Mujiburrahmana, dkk. (2020), “Strukturasi dalam Pendidikan Agama: Beban Ideologi
Pendidikan Islam di Sekolah Indonesia”, Jurnal Internasional Inovasi,
Kreativitas dan Perubahan. www.ijicc.net
Volume 11, Edisi 6, 2020 300.
1282
Machine Translated by Google
AKAR PENYEBAB KEKERASAN SOSIAL ATAS NAMA AGAMA DI INDONESIA PJAEE, 17 (3) (2020)
Mukhibat dan Ghafar, Muhammad. (2019), “Pesantren Virtual: Tren Baru Model
Pendidikan Islam di Indonesia”, Jurnal Internasional Inovasi, Kreativitas
dan Perubahan. www.ijicc.netVolume5, Edisi 2,
Special Edition,2019105
Nasir, Heidar. (1999). Agama dan Krisis Kemanusiaan Modern. Yogyakarta:
Pustaka Pelajar.
Nata, Abudin. (2001). Peta Keragaman Pemikiran Islam di Indonesia. Jakarta,
Raja Grafindo.
Putra, Andi Eka. (2017). “Sketsa Pemikiran Keagamaan dalam Perspektif Normatif,
Historis, dan Sosial-Ekonomi,” Al-AdYaN/ Vol.XII, No.2. July December.
Putra, Idhamsyah Eka dan Zora A. Sukabdi. (2018). Apakah ada perdamaian di
kalangan fundamentalis Islam? Ketika fundamentalisme Islam memoderasi
efek meta-belief persahabatan pada persepsi positif dan kepercayaan
terhadap outgroup. Jurnal Ilmu Sosial Kasetsart. Jilid 12.
Republika. (2019). Faham Nyleneh Muncul Karena Pemahaman Agama Dangkal”,
REPUBLIKA.CO.ID, 12 January.
Roibin. (2011). "Studi Empiris Epistemologi Kepemimpinan Perempuan Tasyri'
dan Poligami di Kalangan Komunitas Muslim Fundamentalis dan Liberal"
Prosiding Seminar Internasional: Tentang Penerapan Syariat Islam Dalam
Konteks Indonesia Kontemporer. Malang: Desember.

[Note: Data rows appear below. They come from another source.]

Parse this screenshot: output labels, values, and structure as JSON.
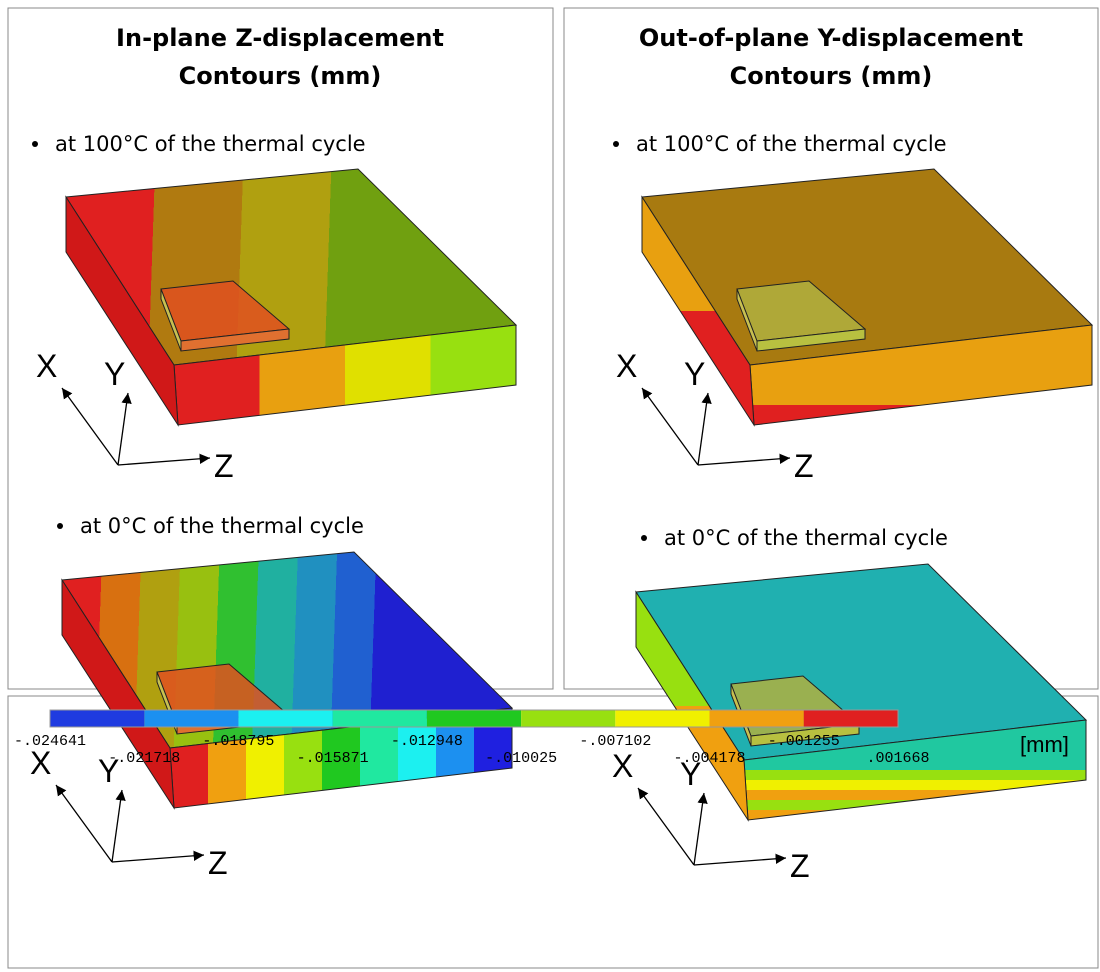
{
  "panels": [
    {
      "title": [
        "In-plane Z-displacement",
        "Contours (mm)"
      ],
      "plots": [
        {
          "caption": "at 100°C of the thermal cycle",
          "axes": [
            "X",
            "Y",
            "Z"
          ]
        },
        {
          "caption": "at 0°C of the thermal cycle",
          "axes": [
            "X",
            "Y",
            "Z"
          ]
        }
      ]
    },
    {
      "title": [
        "Out-of-plane Y-displacement",
        "Contours (mm)"
      ],
      "plots": [
        {
          "caption": "at 100°C of the thermal cycle",
          "axes": [
            "X",
            "Y",
            "Z"
          ]
        },
        {
          "caption": "at 0°C of the thermal cycle",
          "axes": [
            "X",
            "Y",
            "Z"
          ]
        }
      ]
    }
  ],
  "legend": {
    "colors": [
      "#1f3be0",
      "#1c90f0",
      "#1cf0f0",
      "#20e8a0",
      "#20c820",
      "#98e010",
      "#f0f000",
      "#f0a010",
      "#e02020"
    ],
    "labels": [
      "-.024641",
      "-.021718",
      "-.018795",
      "-.015871",
      "-.012948",
      "-.010025",
      "-.007102",
      "-.004178",
      "-.001255",
      ".001668"
    ],
    "unit": "[mm]"
  }
}
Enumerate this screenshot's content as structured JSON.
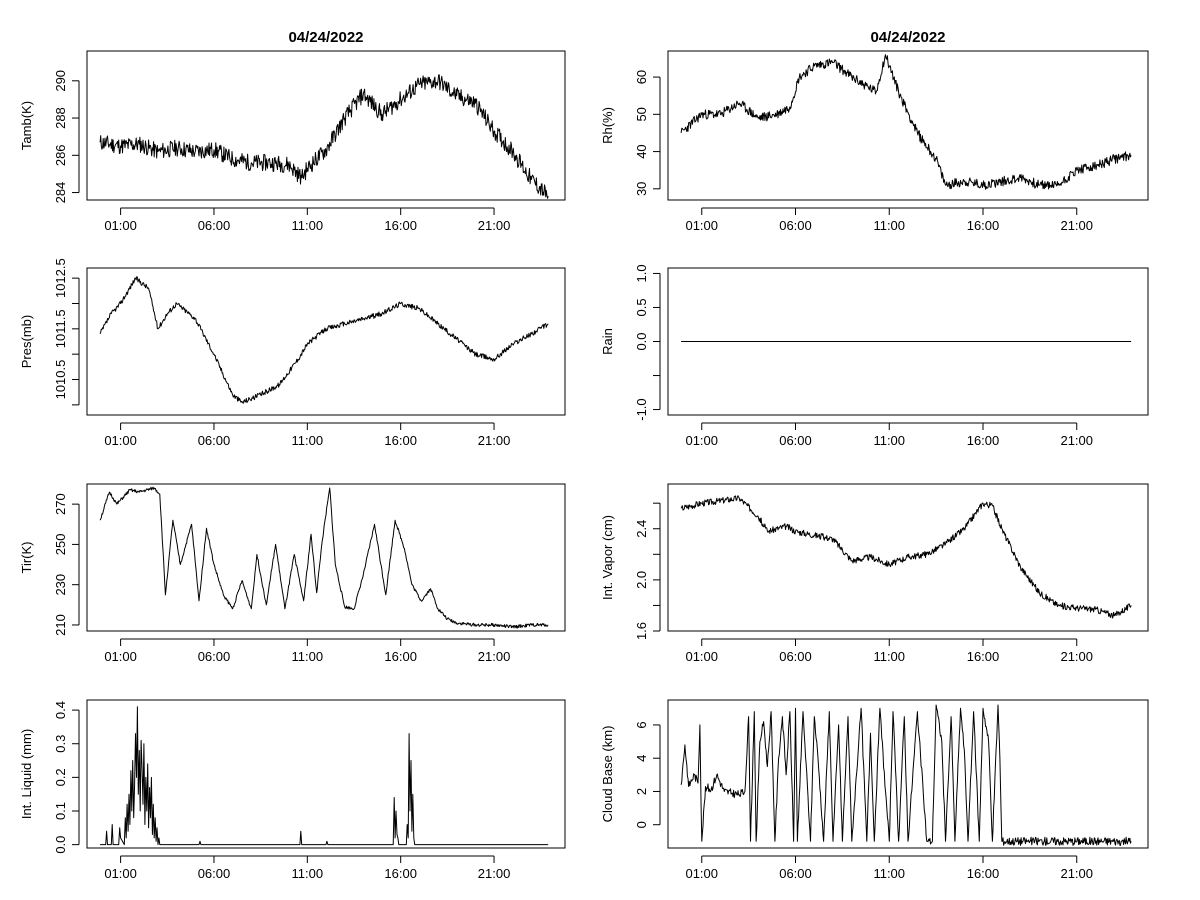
{
  "figure": {
    "left_title": "04/24/2022",
    "right_title": "04/24/2022"
  },
  "x_axis": {
    "range_hours": [
      -0.8,
      24.8
    ],
    "data_span_hours": [
      -0.1,
      23.9
    ],
    "tick_hours": [
      1,
      6,
      11,
      16,
      21
    ],
    "tick_labels": [
      "01:00",
      "06:00",
      "11:00",
      "16:00",
      "21:00"
    ]
  },
  "chart_data": [
    {
      "id": "tamb",
      "type": "line",
      "column": "left",
      "row": 0,
      "ylabel": "Tamb(K)",
      "ylim": [
        283.6,
        291.6
      ],
      "yticks": [
        284,
        286,
        288,
        290
      ],
      "ytick_labels": [
        "284",
        "286",
        "288",
        "290"
      ],
      "noise": 0.45,
      "seed": 11,
      "x": [
        -0.1,
        1,
        2,
        3,
        4,
        5,
        6,
        7,
        8,
        9,
        10,
        10.7,
        11,
        12,
        13,
        14,
        15,
        16,
        17,
        18,
        19,
        20,
        21,
        22,
        23,
        23.9
      ],
      "y": [
        286.7,
        286.5,
        286.6,
        286.2,
        286.4,
        286.2,
        286.3,
        285.8,
        285.6,
        285.6,
        285.5,
        284.8,
        285.3,
        286.3,
        288.0,
        289.3,
        288.2,
        289.0,
        289.8,
        290.0,
        289.2,
        288.8,
        287.3,
        286.2,
        284.7,
        283.8
      ]
    },
    {
      "id": "rh",
      "type": "line",
      "column": "right",
      "row": 0,
      "ylabel": "Rh(%)",
      "ylim": [
        27,
        67
      ],
      "yticks": [
        30,
        40,
        50,
        60
      ],
      "ytick_labels": [
        "30",
        "40",
        "50",
        "60"
      ],
      "noise": 1.3,
      "seed": 23,
      "x": [
        -0.1,
        1,
        2,
        3,
        4,
        5,
        5.7,
        6.2,
        7,
        8,
        9,
        10.3,
        10.8,
        11.5,
        12.5,
        13.5,
        14,
        15,
        16,
        17,
        18,
        19,
        20,
        21,
        22,
        23,
        23.9
      ],
      "y": [
        45,
        50,
        50,
        53,
        49,
        50,
        52,
        60,
        63,
        64,
        60,
        56,
        66,
        56,
        45,
        38,
        31,
        32,
        31,
        32,
        33,
        31,
        31,
        35,
        36,
        38,
        39
      ]
    },
    {
      "id": "pres",
      "type": "line",
      "column": "left",
      "row": 1,
      "ylabel": "Pres(mb)",
      "ylim": [
        1009.8,
        1012.7
      ],
      "yticks": [
        1010.5,
        1011.5,
        1012.5
      ],
      "ytick_labels": [
        "1010.5",
        "1011.5",
        "1012.5"
      ],
      "minor_yticks": [
        1010.0,
        1011.0,
        1012.0
      ],
      "noise": 0.05,
      "seed": 37,
      "x": [
        -0.1,
        0.5,
        1,
        1.8,
        2.5,
        3,
        3.5,
        4,
        5,
        6,
        7,
        7.5,
        8.5,
        9.5,
        10.5,
        11,
        12,
        13,
        14,
        15,
        16,
        17,
        18,
        19,
        20,
        21,
        22,
        23,
        23.9
      ],
      "y": [
        1011.4,
        1011.8,
        1012.0,
        1012.5,
        1012.3,
        1011.5,
        1011.8,
        1012.0,
        1011.7,
        1011.0,
        1010.2,
        1010.05,
        1010.2,
        1010.4,
        1010.9,
        1011.2,
        1011.5,
        1011.6,
        1011.7,
        1011.8,
        1012.0,
        1011.9,
        1011.6,
        1011.3,
        1011.0,
        1010.9,
        1011.2,
        1011.4,
        1011.6
      ]
    },
    {
      "id": "rain",
      "type": "line",
      "column": "right",
      "row": 1,
      "ylabel": "Rain",
      "ylim": [
        -1.08,
        1.08
      ],
      "yticks": [
        -1.0,
        0.0,
        0.5,
        1.0
      ],
      "ytick_labels": [
        "-1.0",
        "0.0",
        "0.5",
        "1.0"
      ],
      "minor_yticks": [
        -0.5
      ],
      "noise": 0,
      "seed": 0,
      "x": [
        -0.1,
        23.9
      ],
      "y": [
        0,
        0
      ]
    },
    {
      "id": "tir",
      "type": "line",
      "column": "left",
      "row": 2,
      "ylabel": "Tir(K)",
      "ylim": [
        207,
        280
      ],
      "yticks": [
        210,
        230,
        250,
        270
      ],
      "ytick_labels": [
        "210",
        "230",
        "250",
        "270"
      ],
      "noise": 0.8,
      "seed": 51,
      "x": [
        -0.1,
        0.4,
        0.8,
        1.5,
        2,
        2.8,
        3.1,
        3.4,
        3.8,
        4.2,
        4.8,
        5.2,
        5.6,
        6,
        6.5,
        7,
        7.5,
        8,
        8.3,
        8.8,
        9.3,
        9.8,
        10.3,
        10.8,
        11.2,
        11.5,
        11.8,
        12.2,
        12.5,
        13,
        13.5,
        14,
        14.6,
        15.2,
        15.7,
        16.2,
        16.6,
        17.1,
        17.6,
        18,
        18.5,
        19,
        20,
        21,
        22,
        23,
        23.9
      ],
      "y": [
        262,
        276,
        270,
        277,
        276,
        278,
        275,
        225,
        262,
        240,
        260,
        222,
        258,
        240,
        225,
        218,
        232,
        218,
        245,
        220,
        250,
        218,
        245,
        222,
        255,
        226,
        252,
        278,
        240,
        219,
        218,
        235,
        260,
        225,
        262,
        248,
        230,
        222,
        228,
        218,
        213,
        211,
        210,
        210,
        209,
        210,
        210
      ]
    },
    {
      "id": "vapor",
      "type": "line",
      "column": "right",
      "row": 2,
      "ylabel": "Int. Vapor (cm)",
      "ylim": [
        1.6,
        2.75
      ],
      "yticks": [
        1.6,
        2.0,
        2.4
      ],
      "ytick_labels": [
        "1.6",
        "2.0",
        "2.4"
      ],
      "minor_yticks": [
        1.8,
        2.2,
        2.6
      ],
      "noise": 0.025,
      "seed": 67,
      "x": [
        -0.1,
        1,
        2,
        3,
        4,
        4.5,
        5.5,
        6,
        7,
        8,
        9,
        10,
        11,
        12,
        13,
        14,
        15,
        16,
        16.5,
        17,
        18,
        19,
        20,
        21,
        22,
        23,
        23.9
      ],
      "y": [
        2.56,
        2.6,
        2.62,
        2.64,
        2.5,
        2.38,
        2.42,
        2.38,
        2.35,
        2.32,
        2.15,
        2.18,
        2.12,
        2.18,
        2.2,
        2.28,
        2.4,
        2.6,
        2.58,
        2.4,
        2.1,
        1.9,
        1.8,
        1.78,
        1.77,
        1.72,
        1.8
      ]
    },
    {
      "id": "liquid",
      "type": "line",
      "column": "left",
      "row": 3,
      "ylabel": "Int. Liquid (mm)",
      "ylim": [
        -0.01,
        0.43
      ],
      "yticks": [
        0.0,
        0.1,
        0.2,
        0.3,
        0.4
      ],
      "ytick_labels": [
        "0.0",
        "0.1",
        "0.2",
        "0.3",
        "0.4"
      ],
      "noise": 0,
      "seed": 0,
      "x": [
        -0.1,
        0.2,
        0.25,
        0.3,
        0.5,
        0.55,
        0.6,
        0.9,
        0.95,
        1.0,
        1.2,
        1.25,
        1.3,
        1.35,
        1.4,
        1.45,
        1.5,
        1.55,
        1.6,
        1.65,
        1.7,
        1.75,
        1.8,
        1.85,
        1.9,
        1.95,
        2.0,
        2.05,
        2.1,
        2.15,
        2.2,
        2.25,
        2.3,
        2.35,
        2.4,
        2.45,
        2.5,
        2.55,
        2.6,
        2.65,
        2.7,
        2.75,
        2.8,
        2.85,
        2.9,
        2.95,
        3.0,
        3.05,
        3.1,
        3.2,
        5.2,
        5.25,
        5.3,
        10.6,
        10.65,
        10.7,
        12.0,
        12.05,
        12.1,
        15.6,
        15.65,
        15.7,
        15.75,
        15.8,
        15.85,
        15.9,
        16.3,
        16.35,
        16.4,
        16.45,
        16.5,
        16.55,
        16.6,
        16.65,
        16.7,
        16.75,
        23.9
      ],
      "y": [
        0,
        0,
        0.04,
        0,
        0,
        0.06,
        0,
        0,
        0.05,
        0.02,
        0,
        0.08,
        0.02,
        0.12,
        0.04,
        0.15,
        0.06,
        0.22,
        0.1,
        0.25,
        0.08,
        0.18,
        0.33,
        0.2,
        0.41,
        0.15,
        0.28,
        0.1,
        0.31,
        0.22,
        0.12,
        0.3,
        0.06,
        0.2,
        0.1,
        0.24,
        0.05,
        0.17,
        0.08,
        0.2,
        0.03,
        0.12,
        0.02,
        0.08,
        0.01,
        0.05,
        0,
        0.02,
        0,
        0,
        0,
        0.01,
        0,
        0,
        0.04,
        0,
        0,
        0.01,
        0,
        0,
        0.14,
        0.02,
        0.1,
        0.03,
        0.02,
        0,
        0,
        0.06,
        0.02,
        0.33,
        0.1,
        0.25,
        0.04,
        0.15,
        0.02,
        0,
        0
      ]
    },
    {
      "id": "cloud",
      "type": "line",
      "column": "right",
      "row": 3,
      "ylabel": "Cloud Base (km)",
      "ylim": [
        -1.4,
        7.5
      ],
      "yticks": [
        0,
        2,
        4,
        6
      ],
      "ytick_labels": [
        "0",
        "2",
        "4",
        "6"
      ],
      "noise": 0.25,
      "seed": 83,
      "x": [
        -0.1,
        0.1,
        0.3,
        0.6,
        0.8,
        0.9,
        1.0,
        1.2,
        1.5,
        1.8,
        2.2,
        2.6,
        3.0,
        3.3,
        3.5,
        3.6,
        3.8,
        3.9,
        4.1,
        4.3,
        4.5,
        4.7,
        4.9,
        5.1,
        5.3,
        5.5,
        5.7,
        5.9,
        6.0,
        6.1,
        6.4,
        6.8,
        7.0,
        7.2,
        7.5,
        7.8,
        8.0,
        8.3,
        8.5,
        8.8,
        9.0,
        9.5,
        9.8,
        10.0,
        10.2,
        10.5,
        10.8,
        11.0,
        11.2,
        11.5,
        11.8,
        12.0,
        12.5,
        13.0,
        13.3,
        13.5,
        13.8,
        14.0,
        14.3,
        14.5,
        14.8,
        15.0,
        15.2,
        15.5,
        15.8,
        16.0,
        16.3,
        16.5,
        16.8,
        16.9,
        17.0,
        23.9
      ],
      "y": [
        2.4,
        4.8,
        2.3,
        3.0,
        2.5,
        6.0,
        -1.0,
        2.3,
        2.1,
        3.0,
        2.0,
        1.9,
        1.8,
        2.0,
        6.5,
        -1.0,
        6.8,
        -1.0,
        5.0,
        6.2,
        3.5,
        6.8,
        -1.0,
        4.0,
        6.5,
        3.0,
        6.8,
        -1.0,
        7.0,
        -1.0,
        6.8,
        -1.0,
        6.5,
        4.0,
        -1.0,
        6.8,
        -1.0,
        6.0,
        -1.0,
        6.5,
        -1.0,
        7.0,
        -1.0,
        5.5,
        -1.0,
        7.0,
        2.0,
        -1.0,
        6.8,
        -1.0,
        6.5,
        -1.0,
        6.8,
        -1.0,
        -1.0,
        7.2,
        5.0,
        -1.0,
        6.5,
        -1.0,
        7.0,
        4.5,
        -1.0,
        6.8,
        -1.0,
        7.0,
        5.0,
        -1.0,
        7.2,
        4.0,
        -1.0,
        -1.0
      ]
    }
  ]
}
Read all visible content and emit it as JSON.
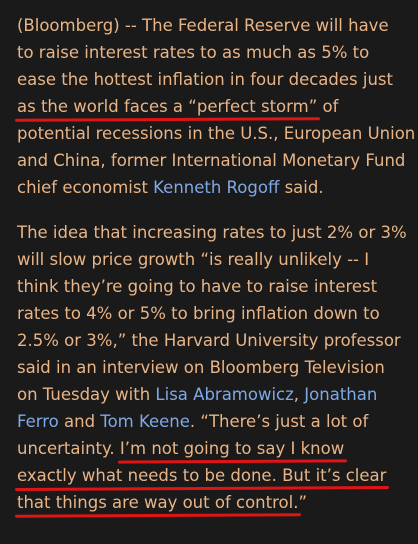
{
  "paragraph1": {
    "lines": [
      "(Bloomberg) -- The Federal Reserve will have",
      "to raise interest rates to as much as 5% to",
      "ease the hottest inflation in four decades just"
    ],
    "line4_highlight": "as the world faces a “perfect storm”",
    "line4_rest": " of",
    "lines_after": [
      "potential recessions in the U.S., European Union",
      "and China, former International Monetary Fund"
    ],
    "line7_prefix": "chief economist ",
    "line7_link": "Kenneth Rogoff",
    "line7_suffix": " said."
  },
  "paragraph2": {
    "lines": [
      "The idea that increasing rates to just 2% or 3%",
      "will slow price growth “is really unlikely -- I",
      "think they’re going to have to raise interest",
      "rates to 4% or 5% to bring inflation down to",
      "2.5% or 3%,” the Harvard University professor",
      "said in an interview on Bloomberg Television"
    ],
    "line7_prefix": "on Tuesday with ",
    "line7_link1": "Lisa Abramowicz",
    "line7_sep": ", ",
    "line7_link2": "Jonathan",
    "line8_link2_cont": "Ferro",
    "line8_mid": " and ",
    "line8_link3": "Tom Keene",
    "line8_suffix": ". “There’s just a lot of",
    "line9_prefix": "uncertainty. ",
    "line9_highlight": "I’m not going to say I know",
    "line10_highlight": "exactly what needs to be done. But it’s clear",
    "line11_highlight": "that things are way out of control.",
    "line11_suffix": "”"
  },
  "colors": {
    "text": "#e9b486",
    "link": "#7fa9e6",
    "underline": "#e01414",
    "background": "#1a1a1a"
  }
}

Segal, Robert A. (2007). Akar Frazerian dari teori kontemporer tentang agama
dan kekerasan. Agama, Volume 37, Edisi 1: 4-25
Sumanto, Al-Qurtuby. (2010). ” Baik Buruk Agama: Jalan Menuju Dialog”, https://
elsaonline.com/baik-buruk-agama-jalan-menuju-dialog/, Accessed 15
January 2020.
Syam, Nur. (2007). Madzhab-Madzhab Antropologi. Yogyakarta: LKiS.
Tajrid, Amir. (2012). “Kebenaran Hegemonik Agama,” Walisongo, Volume 20, no.
1 Mei.
Zirmansyah., dkk. (2010). Pandangan Masyarakat Terhadap Tindak Kekerasan
Atas Nama Agama. Jakarta: Maloho. Jaya Abadi Press.